Sie trafen sich vorm Blütenblatt in der Herzogspitalstraße. Die erste Frage galt Wanda, sie hatte sich noch immer nicht gemeldet. Sollte sie bis zum Abend nicht auftauchen, würde Matte eine Fahndung einleiten. Doch er behauptete noch immer, dass so ein Techtelmechtel meist nicht lange dauerte. Und er musste es wissen, zusammen mit Silvia hatte er einiges in den zwei Jahren ihrer Abwesenheit mitgemacht.

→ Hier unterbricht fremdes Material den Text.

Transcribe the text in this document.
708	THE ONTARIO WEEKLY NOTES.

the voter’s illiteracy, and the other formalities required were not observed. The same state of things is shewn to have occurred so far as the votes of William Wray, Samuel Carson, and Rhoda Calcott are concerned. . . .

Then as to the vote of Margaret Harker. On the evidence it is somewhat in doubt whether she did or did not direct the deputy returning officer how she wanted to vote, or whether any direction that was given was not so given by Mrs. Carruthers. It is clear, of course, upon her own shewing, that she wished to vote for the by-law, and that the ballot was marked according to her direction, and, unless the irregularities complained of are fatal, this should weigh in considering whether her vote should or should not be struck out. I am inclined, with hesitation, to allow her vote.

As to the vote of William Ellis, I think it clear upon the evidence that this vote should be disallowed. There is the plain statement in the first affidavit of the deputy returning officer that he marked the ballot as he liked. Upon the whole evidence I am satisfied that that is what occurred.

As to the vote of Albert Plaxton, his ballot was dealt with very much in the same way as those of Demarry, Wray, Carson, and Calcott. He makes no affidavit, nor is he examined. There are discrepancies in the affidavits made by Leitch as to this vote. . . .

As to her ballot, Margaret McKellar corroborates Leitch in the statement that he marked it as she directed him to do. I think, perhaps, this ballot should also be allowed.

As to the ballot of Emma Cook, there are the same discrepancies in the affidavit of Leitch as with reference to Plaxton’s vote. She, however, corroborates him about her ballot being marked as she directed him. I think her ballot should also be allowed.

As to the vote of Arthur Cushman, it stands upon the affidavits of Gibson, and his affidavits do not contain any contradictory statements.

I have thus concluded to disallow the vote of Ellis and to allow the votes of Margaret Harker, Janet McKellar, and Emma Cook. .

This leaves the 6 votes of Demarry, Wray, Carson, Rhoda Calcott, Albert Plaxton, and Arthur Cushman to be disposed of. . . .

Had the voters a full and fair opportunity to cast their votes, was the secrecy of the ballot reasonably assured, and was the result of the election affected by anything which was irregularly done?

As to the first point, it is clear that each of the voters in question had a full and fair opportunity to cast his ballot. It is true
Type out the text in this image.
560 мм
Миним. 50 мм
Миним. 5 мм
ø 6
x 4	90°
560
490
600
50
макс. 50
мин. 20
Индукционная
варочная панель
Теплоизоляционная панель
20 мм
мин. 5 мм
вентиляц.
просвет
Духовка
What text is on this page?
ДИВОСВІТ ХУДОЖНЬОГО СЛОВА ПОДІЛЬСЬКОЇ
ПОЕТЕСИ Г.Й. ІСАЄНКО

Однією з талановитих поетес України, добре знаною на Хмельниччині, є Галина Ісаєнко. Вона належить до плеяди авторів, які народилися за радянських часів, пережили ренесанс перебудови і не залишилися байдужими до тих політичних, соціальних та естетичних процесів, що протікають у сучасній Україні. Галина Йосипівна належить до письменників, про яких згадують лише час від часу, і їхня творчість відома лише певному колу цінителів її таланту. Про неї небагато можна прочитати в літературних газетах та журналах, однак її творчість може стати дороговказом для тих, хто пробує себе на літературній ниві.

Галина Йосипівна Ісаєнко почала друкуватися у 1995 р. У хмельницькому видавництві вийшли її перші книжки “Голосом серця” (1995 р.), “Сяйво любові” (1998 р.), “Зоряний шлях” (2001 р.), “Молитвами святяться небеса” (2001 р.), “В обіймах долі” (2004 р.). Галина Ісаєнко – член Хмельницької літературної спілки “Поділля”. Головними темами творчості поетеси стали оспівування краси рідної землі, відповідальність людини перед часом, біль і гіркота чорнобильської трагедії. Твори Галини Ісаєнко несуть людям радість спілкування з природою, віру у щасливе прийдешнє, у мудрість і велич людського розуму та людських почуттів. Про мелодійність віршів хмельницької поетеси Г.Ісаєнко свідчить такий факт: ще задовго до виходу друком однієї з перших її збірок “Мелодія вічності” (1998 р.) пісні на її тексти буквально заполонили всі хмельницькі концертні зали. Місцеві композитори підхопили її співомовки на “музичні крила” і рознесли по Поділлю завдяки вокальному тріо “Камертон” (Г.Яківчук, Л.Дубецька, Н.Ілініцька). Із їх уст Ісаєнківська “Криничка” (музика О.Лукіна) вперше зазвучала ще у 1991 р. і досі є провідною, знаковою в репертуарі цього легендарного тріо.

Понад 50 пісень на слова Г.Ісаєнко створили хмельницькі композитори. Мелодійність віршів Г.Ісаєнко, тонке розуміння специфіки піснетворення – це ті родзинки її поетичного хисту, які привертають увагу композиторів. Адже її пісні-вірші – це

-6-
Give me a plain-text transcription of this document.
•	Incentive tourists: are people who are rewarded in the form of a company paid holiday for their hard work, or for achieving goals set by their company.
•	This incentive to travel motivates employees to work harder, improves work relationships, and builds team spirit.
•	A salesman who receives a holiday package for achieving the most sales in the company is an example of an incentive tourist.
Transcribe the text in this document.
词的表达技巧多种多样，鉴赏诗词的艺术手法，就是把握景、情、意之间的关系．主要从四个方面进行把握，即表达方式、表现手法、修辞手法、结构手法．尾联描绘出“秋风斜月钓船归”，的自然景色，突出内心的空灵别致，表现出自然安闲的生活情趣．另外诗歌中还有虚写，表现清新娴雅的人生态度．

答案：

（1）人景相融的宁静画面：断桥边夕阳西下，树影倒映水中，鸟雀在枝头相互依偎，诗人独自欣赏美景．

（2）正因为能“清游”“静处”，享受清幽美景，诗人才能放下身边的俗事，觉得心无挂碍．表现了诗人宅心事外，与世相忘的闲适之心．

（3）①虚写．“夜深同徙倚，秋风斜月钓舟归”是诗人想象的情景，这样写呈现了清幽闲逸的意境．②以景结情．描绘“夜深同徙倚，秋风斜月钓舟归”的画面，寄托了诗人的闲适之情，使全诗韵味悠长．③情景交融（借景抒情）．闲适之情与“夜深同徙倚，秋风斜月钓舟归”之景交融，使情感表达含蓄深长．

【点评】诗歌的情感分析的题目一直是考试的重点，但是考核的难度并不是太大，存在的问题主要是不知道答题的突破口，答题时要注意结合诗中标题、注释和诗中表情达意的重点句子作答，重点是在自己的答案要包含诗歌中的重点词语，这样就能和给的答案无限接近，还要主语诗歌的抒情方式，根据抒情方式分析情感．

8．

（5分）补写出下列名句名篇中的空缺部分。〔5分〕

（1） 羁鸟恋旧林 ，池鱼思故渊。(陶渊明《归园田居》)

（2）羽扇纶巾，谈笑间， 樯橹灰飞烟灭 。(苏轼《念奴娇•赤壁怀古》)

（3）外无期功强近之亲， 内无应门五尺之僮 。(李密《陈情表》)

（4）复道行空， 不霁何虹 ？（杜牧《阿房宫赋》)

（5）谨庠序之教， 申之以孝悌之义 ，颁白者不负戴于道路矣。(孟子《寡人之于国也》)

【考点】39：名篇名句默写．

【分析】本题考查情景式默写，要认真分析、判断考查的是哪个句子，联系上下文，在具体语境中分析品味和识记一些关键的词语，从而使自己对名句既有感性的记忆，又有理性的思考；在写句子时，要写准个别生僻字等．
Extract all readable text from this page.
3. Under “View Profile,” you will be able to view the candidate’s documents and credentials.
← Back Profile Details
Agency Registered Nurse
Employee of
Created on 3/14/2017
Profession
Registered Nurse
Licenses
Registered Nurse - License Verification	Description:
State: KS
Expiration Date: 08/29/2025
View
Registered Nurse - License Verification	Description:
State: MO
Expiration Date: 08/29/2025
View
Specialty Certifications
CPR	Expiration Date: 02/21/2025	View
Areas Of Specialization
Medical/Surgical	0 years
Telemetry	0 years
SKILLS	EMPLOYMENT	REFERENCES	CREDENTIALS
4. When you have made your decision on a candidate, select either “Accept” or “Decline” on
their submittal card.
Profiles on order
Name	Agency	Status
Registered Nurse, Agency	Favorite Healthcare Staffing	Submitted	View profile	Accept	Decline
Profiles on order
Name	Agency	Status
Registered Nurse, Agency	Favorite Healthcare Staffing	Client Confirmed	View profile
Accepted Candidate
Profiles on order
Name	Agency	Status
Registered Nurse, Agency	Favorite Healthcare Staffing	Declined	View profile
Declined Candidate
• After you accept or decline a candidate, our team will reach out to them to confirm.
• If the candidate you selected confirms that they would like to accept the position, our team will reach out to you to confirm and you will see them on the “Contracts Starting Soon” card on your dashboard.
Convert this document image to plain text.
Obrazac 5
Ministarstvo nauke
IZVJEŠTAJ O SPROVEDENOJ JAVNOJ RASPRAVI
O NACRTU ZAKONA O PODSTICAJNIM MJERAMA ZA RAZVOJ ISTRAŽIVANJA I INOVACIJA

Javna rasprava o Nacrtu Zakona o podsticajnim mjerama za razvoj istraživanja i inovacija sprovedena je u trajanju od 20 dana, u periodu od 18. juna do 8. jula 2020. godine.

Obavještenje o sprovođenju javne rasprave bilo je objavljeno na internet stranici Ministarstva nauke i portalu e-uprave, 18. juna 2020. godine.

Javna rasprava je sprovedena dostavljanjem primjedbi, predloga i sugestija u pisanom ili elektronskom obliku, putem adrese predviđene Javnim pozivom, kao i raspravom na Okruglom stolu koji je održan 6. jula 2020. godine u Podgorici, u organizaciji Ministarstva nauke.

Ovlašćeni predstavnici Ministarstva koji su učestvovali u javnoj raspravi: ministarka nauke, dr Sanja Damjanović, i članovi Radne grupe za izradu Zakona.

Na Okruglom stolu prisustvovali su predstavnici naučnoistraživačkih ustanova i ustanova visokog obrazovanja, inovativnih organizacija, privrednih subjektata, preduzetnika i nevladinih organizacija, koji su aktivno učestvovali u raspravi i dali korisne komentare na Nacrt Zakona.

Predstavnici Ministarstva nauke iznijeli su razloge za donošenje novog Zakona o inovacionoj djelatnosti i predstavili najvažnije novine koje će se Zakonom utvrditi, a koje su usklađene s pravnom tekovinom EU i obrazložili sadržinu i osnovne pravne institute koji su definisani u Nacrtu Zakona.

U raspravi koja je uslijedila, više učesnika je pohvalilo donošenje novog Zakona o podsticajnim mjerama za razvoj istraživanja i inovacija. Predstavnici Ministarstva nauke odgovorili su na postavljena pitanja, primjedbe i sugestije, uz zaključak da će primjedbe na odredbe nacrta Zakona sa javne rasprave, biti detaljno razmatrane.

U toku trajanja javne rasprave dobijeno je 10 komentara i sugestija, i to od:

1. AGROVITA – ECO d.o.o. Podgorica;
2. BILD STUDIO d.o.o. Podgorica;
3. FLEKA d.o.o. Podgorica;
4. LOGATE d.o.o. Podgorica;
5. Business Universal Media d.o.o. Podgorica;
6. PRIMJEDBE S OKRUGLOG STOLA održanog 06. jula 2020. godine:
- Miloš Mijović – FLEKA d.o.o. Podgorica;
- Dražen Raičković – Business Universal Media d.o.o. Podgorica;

Im Laden roch es, als hätte man die Düfte der ganzen Welt zusammengeschüttet. Nach Arten sortiert füllten die Blumen farbige Blecheimer auf dem Boden. In einem verschnörkelten hellgrünen Regal hinter der Verkaufstheke lagen kunstvoll gesteckte Buketts. Eine große, abgezehrte Frau schob eine Tür auf, schlang sich das Schürzenband zweimal um den Leib und begrüßte sie. Carina lugte in den Nebenraum, mehrere Mitarbeiter arbeiteten an Sträußen und Gestecken. Dort sah es weniger aufgeräumt aus, Blütenteile, Blätter und Stängelreste lagen herum. Matte Kyreleis zeigte seinen Polizeiausweis und gab Carina als seine Kollegin aus. Bei der Mordkommission schien Lügen erlaubt zu sein, dachte Carina.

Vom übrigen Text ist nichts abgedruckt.